Jeff sent Cody and Ryan inside the ruined building, hoping they might find a system the cyborg could hack into. He himself walked through the open space, eyes peeled for anything which might indicate Melly had ever been here. He found the truck’s tracks and multiple footprints in the dust close by. One set was deeper as if the man had been carrying something and on a hunch he followed those tracks. They ended in a curious circle, as if a person had been on the ground, surrounded by infected who hadn’t chosen to attack. There were muddled footprints in the middle which were small and he hoped they were Melly’s.

Boss, got a helluva big impression of a flyer having landed here, not too long ago, Trent reported, waving his arm from his position across the open space.
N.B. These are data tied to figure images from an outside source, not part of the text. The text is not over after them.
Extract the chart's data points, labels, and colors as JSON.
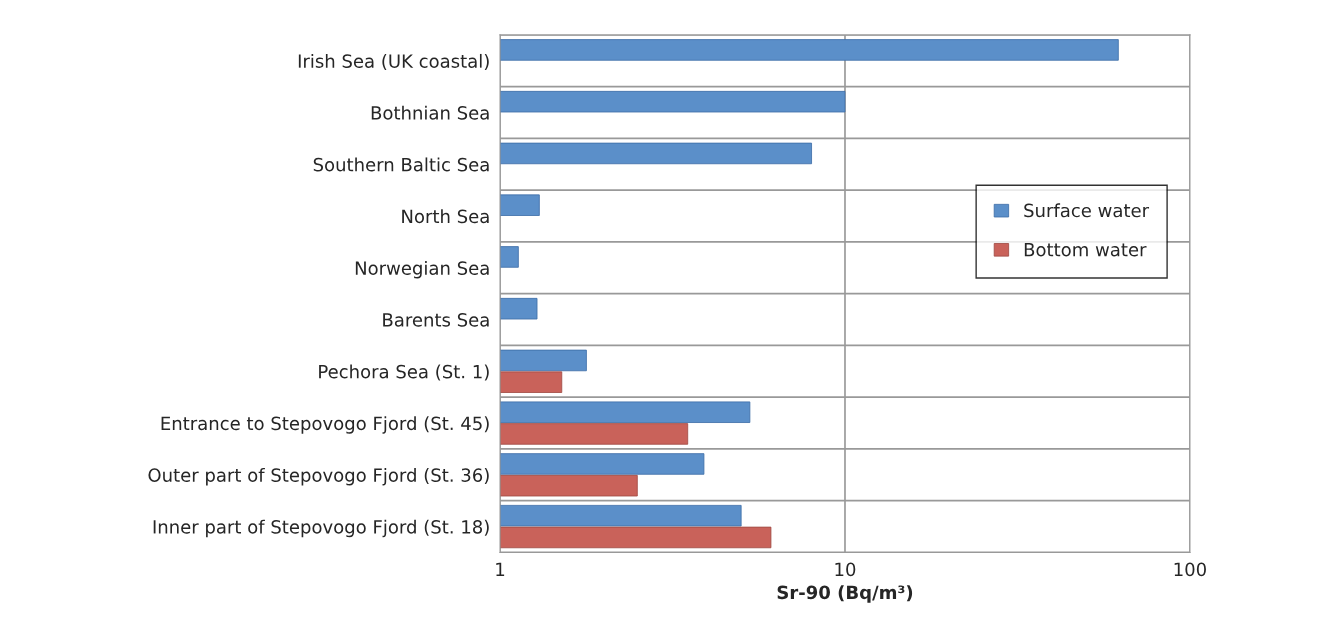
{
  "chart_data": {
    "type": "bar",
    "orientation": "horizontal",
    "xlabel": "Sr-90 (Bq/m³)",
    "categories": [
      "Irish Sea (UK coastal)",
      "Bothnian Sea",
      "Southern Baltic Sea",
      "North Sea",
      "Norwegian Sea",
      "Barents Sea",
      "Pechora Sea (St. 1)",
      "Entrance to Stepovogo Fjord (St. 45)",
      "Outer part of Stepovogo Fjord (St. 36)",
      "Inner part of Stepovogo Fjord (St. 18)"
    ],
    "series": [
      {
        "name": "Surface water",
        "color": "#5b8fc9",
        "values": [
          62,
          10,
          8.0,
          1.3,
          1.13,
          1.28,
          1.78,
          5.3,
          3.9,
          5.0
        ]
      },
      {
        "name": "Bottom water",
        "color": "#c9625a",
        "values": [
          null,
          null,
          null,
          null,
          null,
          null,
          1.51,
          3.5,
          2.5,
          6.1
        ]
      }
    ],
    "log": "x",
    "xlim": [
      1,
      100
    ],
    "xticks": [
      1,
      10,
      100
    ],
    "grid": "x",
    "legend": "right"
  }
}
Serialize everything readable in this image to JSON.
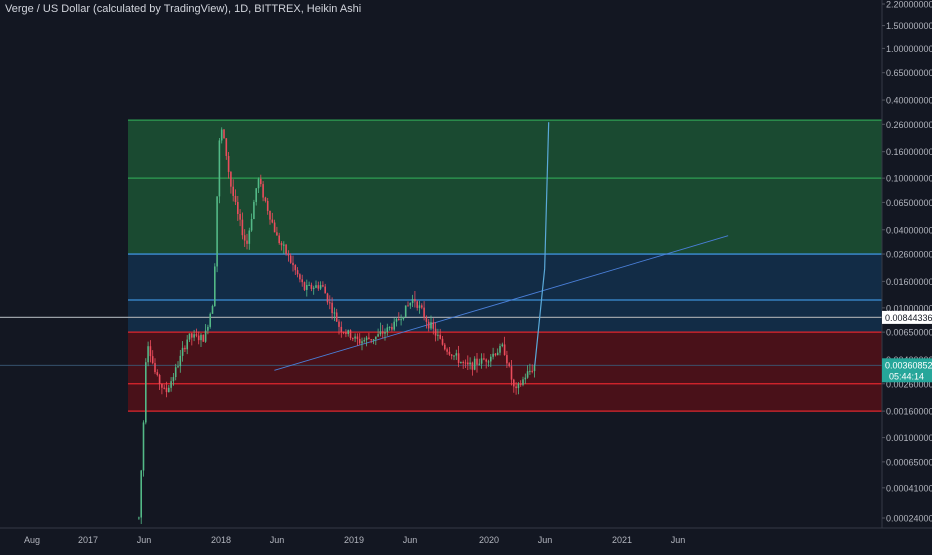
{
  "header": {
    "title": "Verge / US Dollar (calculated by TradingView), 1D, BITTREX, Heikin Ashi"
  },
  "colors": {
    "background": "#131722",
    "axis_text": "#b2b5be",
    "candle_up": "#53b987",
    "candle_down": "#eb4d5c",
    "zone_green": "#1e6b3a",
    "zone_blue": "#123a5c",
    "zone_red": "#6a0f14",
    "last_price_badge": "#26a69a",
    "reference_badge": "#ffffff"
  },
  "chart_data": {
    "type": "candlestick",
    "y_scale": "log",
    "x_tick_labels": [
      "Aug",
      "2017",
      "Jun",
      "2018",
      "Jun",
      "2019",
      "Jun",
      "2020",
      "Jun",
      "2021",
      "Jun"
    ],
    "y_tick_labels": [
      "2.20000000",
      "1.50000000",
      "1.00000000",
      "0.65000000",
      "0.40000000",
      "0.26000000",
      "0.16000000",
      "0.10000000",
      "0.06500000",
      "0.04000000",
      "0.02600000",
      "0.01600000",
      "0.01000000",
      "0.00650000",
      "0.00400000",
      "0.00260000",
      "0.00160000",
      "0.00100000",
      "0.00065000",
      "0.00041000",
      "0.00024000"
    ],
    "y_tick_values": [
      2.2,
      1.5,
      1.0,
      0.65,
      0.4,
      0.26,
      0.16,
      0.1,
      0.065,
      0.04,
      0.026,
      0.016,
      0.01,
      0.0065,
      0.004,
      0.0026,
      0.0016,
      0.001,
      0.00065,
      0.00041,
      0.00024
    ],
    "zones": [
      {
        "color": "green",
        "top": 0.28,
        "bottom": 0.026
      },
      {
        "color": "blue",
        "top": 0.026,
        "bottom": 0.0065
      },
      {
        "color": "red",
        "top": 0.0065,
        "bottom": 0.0016
      }
    ],
    "zone_lines": [
      0.28,
      0.1,
      0.026,
      0.0115,
      0.0065,
      0.0026,
      0.0016
    ],
    "price_labels": {
      "reference_line": "0.00844336",
      "last_price": "0.00360852",
      "countdown": "05:44:14"
    },
    "price_path": [
      [
        "2017-05-20",
        0.00024
      ],
      [
        "2017-06-01",
        0.0012
      ],
      [
        "2017-06-10",
        0.006
      ],
      [
        "2017-07-05",
        0.003
      ],
      [
        "2017-08-01",
        0.0022
      ],
      [
        "2017-09-01",
        0.0035
      ],
      [
        "2017-10-01",
        0.006
      ],
      [
        "2017-11-15",
        0.0058
      ],
      [
        "2017-12-10",
        0.012
      ],
      [
        "2017-12-20",
        0.08
      ],
      [
        "2017-12-28",
        0.26
      ],
      [
        "2018-01-10",
        0.18
      ],
      [
        "2018-01-25",
        0.09
      ],
      [
        "2018-02-15",
        0.05
      ],
      [
        "2018-03-10",
        0.03
      ],
      [
        "2018-04-10",
        0.1
      ],
      [
        "2018-05-05",
        0.06
      ],
      [
        "2018-06-01",
        0.035
      ],
      [
        "2018-07-01",
        0.025
      ],
      [
        "2018-08-15",
        0.014
      ],
      [
        "2018-10-01",
        0.015
      ],
      [
        "2018-11-20",
        0.007
      ],
      [
        "2019-01-10",
        0.0055
      ],
      [
        "2019-03-01",
        0.006
      ],
      [
        "2019-04-20",
        0.0075
      ],
      [
        "2019-06-10",
        0.012
      ],
      [
        "2019-07-15",
        0.008
      ],
      [
        "2019-09-01",
        0.005
      ],
      [
        "2019-11-01",
        0.0035
      ],
      [
        "2019-12-20",
        0.004
      ],
      [
        "2020-02-10",
        0.005
      ],
      [
        "2020-03-12",
        0.0022
      ],
      [
        "2020-04-10",
        0.003
      ],
      [
        "2020-05-05",
        0.0036
      ]
    ],
    "projection_path": [
      [
        "2020-05-05",
        0.0036
      ],
      [
        "2020-06-01",
        0.02
      ],
      [
        "2020-06-12",
        0.27
      ]
    ],
    "trendline": [
      [
        "2018-05-25",
        0.0033
      ],
      [
        "2021-10-15",
        0.036
      ]
    ],
    "horizontal_lines": [
      0.00844336,
      0.00360852
    ]
  }
}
On my way. Jeff jogged over the hard packed ground. Cody, anything?

Nothing. It’s all been destroyed systematically in here maybe even before the place was attacked from the air. I wonder if the scientists and doctors staged a rebellion and then whoever is behind all this came in and wiped them out?

Makes as much sense as any other theory, Jeff replied. We need to know so much more. All right, meet me outside, Trent’s found something.

He arrived at the soldier’s side and gazed at the large indentation in the dirt and foliage, where a sizable flyer had obviously landed and taken off again. “Not any configuration I recognize,” he said, analyzing the outline. “Certainly not one of ours.”

A bit of color half buried in the dirt at the edge of the ad hoc landing pad, where a ramp might have been extended, caught his eye and he walked over, scuffing at the loose soil with the toe of his boot. Heart pounding, he bent over to scoop up his find—a badge inscribed with ‘Dr. Jericho’. “She was here,” he said in triumph. “This is hers from the Glastine medical facility. She must have dropped it to leave a clue for us.” He clenched his hand on the pin and pivoted, searching for Mike Jericho. “Hey, kid! Your sister was here.”